What This Does Not Prove

This article does not prove that Roitman's stack is the final taxonomy of agentic AI.

Limits:

  • the arXiv source is a practitioner synthesis, not a benchmark result;
  • framework and protocol details will age quickly;
  • the book is broad by design, so individual chapters should be checked against primary docs before implementation;
  • agentic RL and multi-agent protocols are still less production-stable than simpler workflow patterns;
  • the strongest practical claim is architectural, not empirical: agent reliability depends on many layers besides model capability.

The safe conclusion is:

use the stack as a map for design and diagnosis, not as an authority to copy blindly

Why Smart People Get This Wrong

They confuse model progress with system progress

A better model can hide a bad system for longer. It does not remove the need for state, tools, evals, observability, and rollback.

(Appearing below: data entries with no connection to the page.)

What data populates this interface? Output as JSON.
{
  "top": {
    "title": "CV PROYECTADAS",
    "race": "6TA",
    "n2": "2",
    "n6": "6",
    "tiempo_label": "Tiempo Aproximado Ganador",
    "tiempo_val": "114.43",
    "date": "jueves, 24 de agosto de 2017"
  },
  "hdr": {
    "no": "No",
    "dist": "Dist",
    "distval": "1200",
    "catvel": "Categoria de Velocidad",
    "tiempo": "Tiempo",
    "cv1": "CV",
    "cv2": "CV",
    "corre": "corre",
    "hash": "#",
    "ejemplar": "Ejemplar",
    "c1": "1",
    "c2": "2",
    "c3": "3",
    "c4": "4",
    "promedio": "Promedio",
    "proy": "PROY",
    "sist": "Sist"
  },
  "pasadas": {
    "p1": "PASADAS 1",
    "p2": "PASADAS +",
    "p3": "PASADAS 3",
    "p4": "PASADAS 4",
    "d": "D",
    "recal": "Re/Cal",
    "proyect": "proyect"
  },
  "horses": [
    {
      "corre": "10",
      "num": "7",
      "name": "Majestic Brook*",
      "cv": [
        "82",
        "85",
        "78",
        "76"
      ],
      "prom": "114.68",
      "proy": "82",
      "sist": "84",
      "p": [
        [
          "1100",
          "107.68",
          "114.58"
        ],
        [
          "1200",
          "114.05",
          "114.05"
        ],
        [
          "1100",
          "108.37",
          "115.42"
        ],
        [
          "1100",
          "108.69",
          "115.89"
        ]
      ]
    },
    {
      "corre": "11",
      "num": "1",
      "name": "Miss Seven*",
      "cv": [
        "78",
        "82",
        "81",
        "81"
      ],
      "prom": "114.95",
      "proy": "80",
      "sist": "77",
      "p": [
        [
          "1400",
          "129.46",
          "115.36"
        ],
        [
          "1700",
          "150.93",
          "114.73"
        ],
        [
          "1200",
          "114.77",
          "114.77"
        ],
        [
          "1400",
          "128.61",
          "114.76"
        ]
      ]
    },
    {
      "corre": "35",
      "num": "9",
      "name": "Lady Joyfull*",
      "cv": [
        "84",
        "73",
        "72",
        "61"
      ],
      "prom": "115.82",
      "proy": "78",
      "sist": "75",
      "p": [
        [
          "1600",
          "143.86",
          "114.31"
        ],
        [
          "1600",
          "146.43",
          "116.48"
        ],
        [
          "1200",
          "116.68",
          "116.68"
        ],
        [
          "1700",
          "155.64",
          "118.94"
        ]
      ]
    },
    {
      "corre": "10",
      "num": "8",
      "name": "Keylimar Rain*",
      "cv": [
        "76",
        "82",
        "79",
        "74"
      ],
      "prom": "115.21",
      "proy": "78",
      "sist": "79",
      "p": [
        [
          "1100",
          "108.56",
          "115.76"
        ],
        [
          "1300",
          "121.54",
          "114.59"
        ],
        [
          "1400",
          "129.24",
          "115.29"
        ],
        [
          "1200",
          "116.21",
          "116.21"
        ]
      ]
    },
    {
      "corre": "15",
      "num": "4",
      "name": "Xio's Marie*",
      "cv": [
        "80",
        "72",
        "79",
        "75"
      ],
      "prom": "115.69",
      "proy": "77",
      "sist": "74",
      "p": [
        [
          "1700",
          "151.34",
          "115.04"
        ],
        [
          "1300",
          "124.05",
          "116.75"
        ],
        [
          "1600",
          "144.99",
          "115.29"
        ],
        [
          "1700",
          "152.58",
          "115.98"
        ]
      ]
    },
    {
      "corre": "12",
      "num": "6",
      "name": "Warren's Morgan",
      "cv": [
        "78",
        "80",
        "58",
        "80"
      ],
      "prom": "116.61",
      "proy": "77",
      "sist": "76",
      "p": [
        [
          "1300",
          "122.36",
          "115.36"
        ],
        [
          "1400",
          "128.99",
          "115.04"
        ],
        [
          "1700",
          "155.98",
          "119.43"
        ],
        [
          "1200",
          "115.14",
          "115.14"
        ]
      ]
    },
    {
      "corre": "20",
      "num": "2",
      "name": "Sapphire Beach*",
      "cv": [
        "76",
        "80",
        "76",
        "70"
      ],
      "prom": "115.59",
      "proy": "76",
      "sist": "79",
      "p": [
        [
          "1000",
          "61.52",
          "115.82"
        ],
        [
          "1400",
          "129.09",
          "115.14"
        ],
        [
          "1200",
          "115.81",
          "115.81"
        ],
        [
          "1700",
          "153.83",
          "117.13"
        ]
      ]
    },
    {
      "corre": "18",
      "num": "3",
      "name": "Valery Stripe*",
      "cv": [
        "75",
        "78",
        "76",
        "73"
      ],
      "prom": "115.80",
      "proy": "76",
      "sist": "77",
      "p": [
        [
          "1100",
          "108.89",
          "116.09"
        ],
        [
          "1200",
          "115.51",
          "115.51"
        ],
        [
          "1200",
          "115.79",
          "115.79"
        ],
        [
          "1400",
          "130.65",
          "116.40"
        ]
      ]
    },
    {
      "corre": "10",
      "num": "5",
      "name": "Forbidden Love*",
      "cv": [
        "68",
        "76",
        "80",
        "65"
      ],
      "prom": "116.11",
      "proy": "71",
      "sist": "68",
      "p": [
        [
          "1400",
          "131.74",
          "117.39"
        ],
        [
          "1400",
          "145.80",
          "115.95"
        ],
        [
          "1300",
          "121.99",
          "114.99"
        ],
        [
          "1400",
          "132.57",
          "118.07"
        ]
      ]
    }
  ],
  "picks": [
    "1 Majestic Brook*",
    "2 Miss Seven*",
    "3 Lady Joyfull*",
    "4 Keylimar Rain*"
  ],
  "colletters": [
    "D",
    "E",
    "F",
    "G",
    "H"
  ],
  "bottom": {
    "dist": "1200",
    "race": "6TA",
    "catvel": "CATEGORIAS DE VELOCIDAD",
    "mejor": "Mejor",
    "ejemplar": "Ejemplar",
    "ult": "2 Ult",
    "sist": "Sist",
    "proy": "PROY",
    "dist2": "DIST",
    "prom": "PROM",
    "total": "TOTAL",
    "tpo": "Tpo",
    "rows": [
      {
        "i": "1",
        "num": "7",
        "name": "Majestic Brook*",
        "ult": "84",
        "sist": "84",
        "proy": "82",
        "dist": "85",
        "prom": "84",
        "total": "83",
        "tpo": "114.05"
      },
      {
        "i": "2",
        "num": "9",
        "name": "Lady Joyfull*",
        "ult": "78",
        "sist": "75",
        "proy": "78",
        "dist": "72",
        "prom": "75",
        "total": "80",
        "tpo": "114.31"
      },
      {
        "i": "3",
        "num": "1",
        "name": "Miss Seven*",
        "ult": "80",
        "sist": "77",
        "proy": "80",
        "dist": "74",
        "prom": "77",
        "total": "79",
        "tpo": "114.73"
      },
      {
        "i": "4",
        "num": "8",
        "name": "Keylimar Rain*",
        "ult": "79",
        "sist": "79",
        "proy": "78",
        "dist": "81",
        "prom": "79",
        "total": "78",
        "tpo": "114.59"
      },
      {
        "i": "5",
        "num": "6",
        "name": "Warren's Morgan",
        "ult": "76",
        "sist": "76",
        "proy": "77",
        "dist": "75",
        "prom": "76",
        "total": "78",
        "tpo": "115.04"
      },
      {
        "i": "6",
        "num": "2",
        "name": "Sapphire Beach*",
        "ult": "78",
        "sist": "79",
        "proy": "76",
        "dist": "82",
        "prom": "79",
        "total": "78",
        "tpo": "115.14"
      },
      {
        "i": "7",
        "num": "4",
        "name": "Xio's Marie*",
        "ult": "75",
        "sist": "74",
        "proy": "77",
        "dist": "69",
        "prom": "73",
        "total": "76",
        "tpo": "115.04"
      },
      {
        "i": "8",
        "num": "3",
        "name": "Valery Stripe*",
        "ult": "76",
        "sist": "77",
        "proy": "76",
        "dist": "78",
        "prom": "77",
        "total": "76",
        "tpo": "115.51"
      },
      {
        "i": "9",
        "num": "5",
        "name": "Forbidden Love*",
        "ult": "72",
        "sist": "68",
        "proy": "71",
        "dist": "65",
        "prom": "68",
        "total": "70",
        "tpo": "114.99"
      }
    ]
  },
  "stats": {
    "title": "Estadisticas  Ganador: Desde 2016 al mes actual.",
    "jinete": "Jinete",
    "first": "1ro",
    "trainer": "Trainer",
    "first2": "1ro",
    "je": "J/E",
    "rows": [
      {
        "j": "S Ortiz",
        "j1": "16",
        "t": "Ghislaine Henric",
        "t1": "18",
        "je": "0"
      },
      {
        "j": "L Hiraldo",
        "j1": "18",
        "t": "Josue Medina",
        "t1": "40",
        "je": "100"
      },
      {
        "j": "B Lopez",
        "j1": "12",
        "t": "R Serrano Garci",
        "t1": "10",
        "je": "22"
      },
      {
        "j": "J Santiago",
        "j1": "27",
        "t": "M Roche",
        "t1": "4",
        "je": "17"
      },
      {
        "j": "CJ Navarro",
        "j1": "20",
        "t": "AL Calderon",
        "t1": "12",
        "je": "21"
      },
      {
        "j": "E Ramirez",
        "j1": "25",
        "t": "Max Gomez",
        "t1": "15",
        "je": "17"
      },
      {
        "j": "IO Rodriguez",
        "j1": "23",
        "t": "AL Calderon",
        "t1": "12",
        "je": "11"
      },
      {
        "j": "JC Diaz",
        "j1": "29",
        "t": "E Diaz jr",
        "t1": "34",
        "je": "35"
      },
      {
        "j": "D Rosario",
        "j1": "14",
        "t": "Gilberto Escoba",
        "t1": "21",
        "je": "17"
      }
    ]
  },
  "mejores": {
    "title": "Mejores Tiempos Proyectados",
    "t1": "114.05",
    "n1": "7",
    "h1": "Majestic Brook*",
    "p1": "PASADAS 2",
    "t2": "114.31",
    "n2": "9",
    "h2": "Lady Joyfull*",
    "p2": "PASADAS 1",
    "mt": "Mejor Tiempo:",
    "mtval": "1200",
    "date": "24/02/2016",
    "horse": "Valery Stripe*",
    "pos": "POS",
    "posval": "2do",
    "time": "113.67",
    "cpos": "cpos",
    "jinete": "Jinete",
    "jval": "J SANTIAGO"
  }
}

They add agents where workflows would work

If the task path is known, a workflow may be safer and cheaper than an autonomous loop. Autonomy is for uncertainty, not for theatre.

They treat memory as a feature, not a liability

Memory can personalize, but it can also contaminate. The question is not whether the agent remembers. It is whether it remembers the right thing with provenance and expiry.

They eval the answer, not the trajectory

Agent quality lives in the path: which tools were called, what evidence was gathered, what state changed, and what verification happened before the final answer.

They ignore the UI

Human oversight requires interface. If the user cannot see, pause, approve, or undo, the system is not responsibly agentic.

How To Use This

Use the stack as a debugging map.

When an agent fails, ask:

  1. Model: was the base capability missing?
  2. Training: was the model optimized for the wrong behaviour?
  3. Reasoning: did it need planning/search, or did it overthink?
  4. Retrieval/memory: did it see the right facts?
  5. Harness/tools: were tools clear, scoped, and recoverable?
  6. Evaluation: did the test measure the real task?
  7. Product/deployment: could the user supervise, resume, and trust the run?

This prevents the lazy answer:

use a better model

Sometimes the right fix is a stricter tool schema, a shorter context window, a deterministic check, a human approval gate, or a better task environment.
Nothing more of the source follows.